Photography has been hit particularly hard and here are 5 lessons we can take to help improve our businesses going forward.
Gear means nothing
It’s times like this that it really hits home that having ~£20k worth a gear sat on a shelf in the studio, does nothing but massage the ego.
It’s time to start looking at all the gear and deciding what you actually need to carry out jobs and which were just purchases because you simply thought you had to have them.
I’ve been working from home for the last two weeks, using my old Canon 1ds mk3 and a 24-105mm lens, which could probably be picked up for a few hundred quid.

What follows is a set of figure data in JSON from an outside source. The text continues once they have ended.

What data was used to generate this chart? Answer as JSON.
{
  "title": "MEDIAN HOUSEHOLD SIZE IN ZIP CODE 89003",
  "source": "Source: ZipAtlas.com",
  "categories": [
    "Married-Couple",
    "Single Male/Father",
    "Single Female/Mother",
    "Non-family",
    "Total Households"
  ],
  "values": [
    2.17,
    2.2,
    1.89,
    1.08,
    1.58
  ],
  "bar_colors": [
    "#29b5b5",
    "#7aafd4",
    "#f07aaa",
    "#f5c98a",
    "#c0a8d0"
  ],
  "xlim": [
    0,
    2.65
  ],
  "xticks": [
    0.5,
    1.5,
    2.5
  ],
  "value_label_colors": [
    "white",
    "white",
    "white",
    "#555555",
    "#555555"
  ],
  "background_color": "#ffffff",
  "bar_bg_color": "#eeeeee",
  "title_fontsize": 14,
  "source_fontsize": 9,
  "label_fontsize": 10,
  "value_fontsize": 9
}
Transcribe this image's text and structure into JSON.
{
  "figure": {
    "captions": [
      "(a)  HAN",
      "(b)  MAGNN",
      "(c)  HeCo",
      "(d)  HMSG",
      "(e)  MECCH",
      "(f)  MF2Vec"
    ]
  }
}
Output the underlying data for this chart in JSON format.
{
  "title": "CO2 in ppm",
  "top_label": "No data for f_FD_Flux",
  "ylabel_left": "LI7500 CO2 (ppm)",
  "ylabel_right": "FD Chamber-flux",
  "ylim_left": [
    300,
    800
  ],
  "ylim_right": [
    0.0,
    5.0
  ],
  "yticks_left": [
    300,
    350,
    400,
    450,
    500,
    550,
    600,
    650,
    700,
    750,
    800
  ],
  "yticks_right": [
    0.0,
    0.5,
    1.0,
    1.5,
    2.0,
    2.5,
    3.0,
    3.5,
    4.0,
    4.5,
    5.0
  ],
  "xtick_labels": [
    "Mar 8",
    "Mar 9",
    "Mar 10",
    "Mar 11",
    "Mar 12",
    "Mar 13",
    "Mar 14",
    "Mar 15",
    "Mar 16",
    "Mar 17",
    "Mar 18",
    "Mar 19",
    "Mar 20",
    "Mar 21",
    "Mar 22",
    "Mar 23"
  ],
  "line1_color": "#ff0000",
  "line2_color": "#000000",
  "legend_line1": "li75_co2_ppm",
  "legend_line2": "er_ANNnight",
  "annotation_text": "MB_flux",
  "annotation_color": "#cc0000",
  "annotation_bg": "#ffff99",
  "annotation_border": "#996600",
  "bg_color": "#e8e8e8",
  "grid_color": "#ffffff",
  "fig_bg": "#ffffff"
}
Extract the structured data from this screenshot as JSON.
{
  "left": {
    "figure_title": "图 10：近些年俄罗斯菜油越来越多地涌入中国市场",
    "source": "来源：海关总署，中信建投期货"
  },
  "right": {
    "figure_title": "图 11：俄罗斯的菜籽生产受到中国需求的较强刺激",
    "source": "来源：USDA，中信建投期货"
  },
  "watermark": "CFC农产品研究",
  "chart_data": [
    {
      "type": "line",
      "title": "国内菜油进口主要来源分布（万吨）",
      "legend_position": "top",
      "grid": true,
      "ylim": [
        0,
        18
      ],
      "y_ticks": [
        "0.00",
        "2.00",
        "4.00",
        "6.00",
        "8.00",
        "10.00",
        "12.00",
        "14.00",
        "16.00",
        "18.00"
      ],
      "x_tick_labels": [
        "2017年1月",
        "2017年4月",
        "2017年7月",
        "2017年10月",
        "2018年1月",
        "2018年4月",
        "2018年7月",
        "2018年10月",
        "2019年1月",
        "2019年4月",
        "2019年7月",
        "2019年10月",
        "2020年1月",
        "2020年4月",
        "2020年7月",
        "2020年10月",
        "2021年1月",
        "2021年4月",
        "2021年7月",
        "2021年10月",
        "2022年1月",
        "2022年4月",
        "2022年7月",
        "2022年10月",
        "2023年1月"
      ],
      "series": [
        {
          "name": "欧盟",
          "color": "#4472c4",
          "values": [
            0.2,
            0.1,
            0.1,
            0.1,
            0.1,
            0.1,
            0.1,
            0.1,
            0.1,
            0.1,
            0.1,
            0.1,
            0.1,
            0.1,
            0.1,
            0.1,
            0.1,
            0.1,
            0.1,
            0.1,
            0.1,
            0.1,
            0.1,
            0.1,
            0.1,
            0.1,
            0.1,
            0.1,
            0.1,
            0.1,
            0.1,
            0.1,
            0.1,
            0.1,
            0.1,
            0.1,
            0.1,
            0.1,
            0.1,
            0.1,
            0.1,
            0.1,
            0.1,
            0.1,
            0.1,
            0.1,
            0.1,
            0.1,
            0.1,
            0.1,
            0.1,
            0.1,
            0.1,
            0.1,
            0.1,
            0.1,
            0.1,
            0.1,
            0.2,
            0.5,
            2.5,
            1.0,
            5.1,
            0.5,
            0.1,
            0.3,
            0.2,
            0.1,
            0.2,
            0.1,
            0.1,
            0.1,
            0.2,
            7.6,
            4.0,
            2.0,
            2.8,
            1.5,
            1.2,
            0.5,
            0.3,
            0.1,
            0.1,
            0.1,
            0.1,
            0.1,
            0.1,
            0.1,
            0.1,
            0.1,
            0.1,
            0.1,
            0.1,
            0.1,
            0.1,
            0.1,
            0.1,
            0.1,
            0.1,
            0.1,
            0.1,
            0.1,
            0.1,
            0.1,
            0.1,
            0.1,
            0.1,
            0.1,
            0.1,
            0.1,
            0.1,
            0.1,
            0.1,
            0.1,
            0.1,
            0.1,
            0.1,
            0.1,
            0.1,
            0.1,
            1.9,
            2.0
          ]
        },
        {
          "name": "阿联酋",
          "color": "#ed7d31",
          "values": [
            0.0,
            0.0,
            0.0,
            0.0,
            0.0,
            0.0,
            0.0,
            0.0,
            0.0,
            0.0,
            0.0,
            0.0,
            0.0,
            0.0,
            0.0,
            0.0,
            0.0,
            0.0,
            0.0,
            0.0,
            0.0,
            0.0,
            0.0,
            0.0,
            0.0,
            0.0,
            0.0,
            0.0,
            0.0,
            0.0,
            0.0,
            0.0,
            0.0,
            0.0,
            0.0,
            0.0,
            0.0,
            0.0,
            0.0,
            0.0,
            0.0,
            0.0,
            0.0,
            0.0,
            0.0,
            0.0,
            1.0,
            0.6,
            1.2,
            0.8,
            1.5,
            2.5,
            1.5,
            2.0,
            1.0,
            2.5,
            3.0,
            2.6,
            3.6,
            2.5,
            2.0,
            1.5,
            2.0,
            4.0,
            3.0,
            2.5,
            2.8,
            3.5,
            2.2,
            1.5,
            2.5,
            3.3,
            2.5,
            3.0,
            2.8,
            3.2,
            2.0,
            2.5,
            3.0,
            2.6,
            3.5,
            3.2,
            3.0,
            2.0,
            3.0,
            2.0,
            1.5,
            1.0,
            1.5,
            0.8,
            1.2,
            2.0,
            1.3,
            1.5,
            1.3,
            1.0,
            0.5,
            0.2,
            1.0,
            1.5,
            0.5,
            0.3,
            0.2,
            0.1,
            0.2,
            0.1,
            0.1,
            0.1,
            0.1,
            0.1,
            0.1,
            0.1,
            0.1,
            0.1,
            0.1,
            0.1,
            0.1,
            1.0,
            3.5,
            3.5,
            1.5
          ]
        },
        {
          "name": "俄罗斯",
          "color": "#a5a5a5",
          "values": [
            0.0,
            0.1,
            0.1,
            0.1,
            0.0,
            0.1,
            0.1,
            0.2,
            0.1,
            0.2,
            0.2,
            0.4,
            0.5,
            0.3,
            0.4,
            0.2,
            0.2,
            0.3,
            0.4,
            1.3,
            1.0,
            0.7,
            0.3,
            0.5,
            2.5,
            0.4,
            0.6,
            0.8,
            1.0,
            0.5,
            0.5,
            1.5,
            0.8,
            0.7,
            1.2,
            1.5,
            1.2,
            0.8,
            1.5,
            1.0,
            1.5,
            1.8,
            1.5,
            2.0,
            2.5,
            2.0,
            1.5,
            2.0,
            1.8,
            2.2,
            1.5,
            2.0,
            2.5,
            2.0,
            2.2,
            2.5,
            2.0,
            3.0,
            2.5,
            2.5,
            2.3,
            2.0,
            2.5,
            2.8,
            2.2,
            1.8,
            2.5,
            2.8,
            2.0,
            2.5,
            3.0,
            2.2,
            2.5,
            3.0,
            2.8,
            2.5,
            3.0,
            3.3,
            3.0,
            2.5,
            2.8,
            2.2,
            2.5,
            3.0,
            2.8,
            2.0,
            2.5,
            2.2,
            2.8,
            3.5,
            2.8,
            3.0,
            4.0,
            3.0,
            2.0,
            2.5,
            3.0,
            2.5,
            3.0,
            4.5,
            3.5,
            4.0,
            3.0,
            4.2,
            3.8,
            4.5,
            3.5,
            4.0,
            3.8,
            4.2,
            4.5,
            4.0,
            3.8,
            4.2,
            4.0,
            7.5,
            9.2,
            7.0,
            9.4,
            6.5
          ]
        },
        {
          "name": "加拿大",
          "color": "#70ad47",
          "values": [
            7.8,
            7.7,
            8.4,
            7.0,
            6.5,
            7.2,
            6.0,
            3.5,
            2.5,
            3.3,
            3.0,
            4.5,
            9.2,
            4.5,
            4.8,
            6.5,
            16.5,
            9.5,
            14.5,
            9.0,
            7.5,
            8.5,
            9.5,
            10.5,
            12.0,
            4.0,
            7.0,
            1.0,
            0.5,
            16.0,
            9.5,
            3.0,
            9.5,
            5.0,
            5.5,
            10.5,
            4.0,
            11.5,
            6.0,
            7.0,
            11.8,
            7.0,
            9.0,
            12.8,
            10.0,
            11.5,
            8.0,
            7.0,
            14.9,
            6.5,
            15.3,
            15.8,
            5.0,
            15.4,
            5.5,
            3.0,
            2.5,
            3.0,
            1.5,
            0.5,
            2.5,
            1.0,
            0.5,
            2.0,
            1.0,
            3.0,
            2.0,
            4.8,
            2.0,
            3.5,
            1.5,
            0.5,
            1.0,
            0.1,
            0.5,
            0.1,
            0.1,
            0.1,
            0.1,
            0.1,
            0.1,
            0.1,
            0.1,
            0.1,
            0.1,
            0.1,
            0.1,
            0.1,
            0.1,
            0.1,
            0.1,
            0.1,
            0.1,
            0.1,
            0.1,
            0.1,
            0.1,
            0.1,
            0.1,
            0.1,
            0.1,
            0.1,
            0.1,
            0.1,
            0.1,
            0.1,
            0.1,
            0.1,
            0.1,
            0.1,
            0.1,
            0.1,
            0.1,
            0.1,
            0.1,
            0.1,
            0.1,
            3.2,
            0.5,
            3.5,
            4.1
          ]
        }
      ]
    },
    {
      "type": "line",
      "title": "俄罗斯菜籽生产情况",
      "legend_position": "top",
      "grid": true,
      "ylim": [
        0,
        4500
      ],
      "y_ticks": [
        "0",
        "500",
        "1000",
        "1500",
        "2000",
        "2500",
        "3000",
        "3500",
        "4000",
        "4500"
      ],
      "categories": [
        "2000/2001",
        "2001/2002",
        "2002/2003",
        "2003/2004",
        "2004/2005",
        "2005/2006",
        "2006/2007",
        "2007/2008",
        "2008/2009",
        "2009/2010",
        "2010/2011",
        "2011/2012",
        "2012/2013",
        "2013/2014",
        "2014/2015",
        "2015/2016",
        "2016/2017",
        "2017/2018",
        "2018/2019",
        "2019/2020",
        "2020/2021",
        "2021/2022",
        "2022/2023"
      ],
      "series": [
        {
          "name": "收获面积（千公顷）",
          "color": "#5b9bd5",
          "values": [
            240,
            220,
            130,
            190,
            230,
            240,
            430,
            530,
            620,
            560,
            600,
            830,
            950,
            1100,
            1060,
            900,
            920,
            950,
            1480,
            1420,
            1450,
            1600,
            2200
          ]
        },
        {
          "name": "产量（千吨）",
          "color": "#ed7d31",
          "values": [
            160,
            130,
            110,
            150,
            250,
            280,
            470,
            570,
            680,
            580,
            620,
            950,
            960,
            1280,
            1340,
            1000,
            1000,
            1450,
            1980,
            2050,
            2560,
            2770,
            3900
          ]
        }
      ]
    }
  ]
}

I’m still managing to complete jobs and that setup has easily made me over 10x its value back in such a short space of time.
As you can tell, this camera has seen better days but it still takes great pictures!
Keep excess spending down
As well as your kit, it’s time to look at what else you are spending money on in your business and how you can trim off the excess.
Now is not the time to have huge loans out and a car lead which you cannot afford.
If you want your business to survive you need to be keeping money in it for a rainy day and I think there are many more rainy days to come before we see the sun again.
You need to keep making money
This one may seem obvious but cash flow is king.
If you’re stuck in your house, see what you have around you which can help you continue working.
I’ve converted a spare room into a small studio which allows me to continue serving clients even though I can’t physically leave the house.
If you don’t have this available to you, how else can you make money?
Now is not the time to be proud.
Look at what excess equipment you have lying around, can you sell something that you haven’t used in a while to cover any bills?
Take a look through your kit bag, is there anything in there you don’t need?
Keep a pot of savings
If you have been spending all your money between jobs, then it’s likely that this pinch has hit you harder than most.
Going forward, it is worth putting at least 20% of your monthly profit away until you have a healthy savings account.
ISAs and shares are a great way of making your money work a little harder but at times like this, they will be taking a downward turn too.
I try to keep at least 6 months of wages in the bank, this relieves a huge amount of stress and allows you to concentrate on growing your business at this time rather than panicking how you are going to make rent.
Keep opening your mail
There is a lot of contradictory advice going on at the moment about what financial aid is available to different businesses
Make sure that your accountant is keeping you up to speed with all the change and that you’re not avoiding letters which look like they are from HMRC.
Now is a great time to be updating all your accounts and putting any receipts through, if you have anything outstanding, make sure it is paid.
Let’s end it with a positive…
Although the creative industry has taken a downturn as whole, I’ve been encouraged by the amount of clients reaching out still wanting to pass work my way.
When this all comes to an end, and it will soon, there is still a huge need for photography.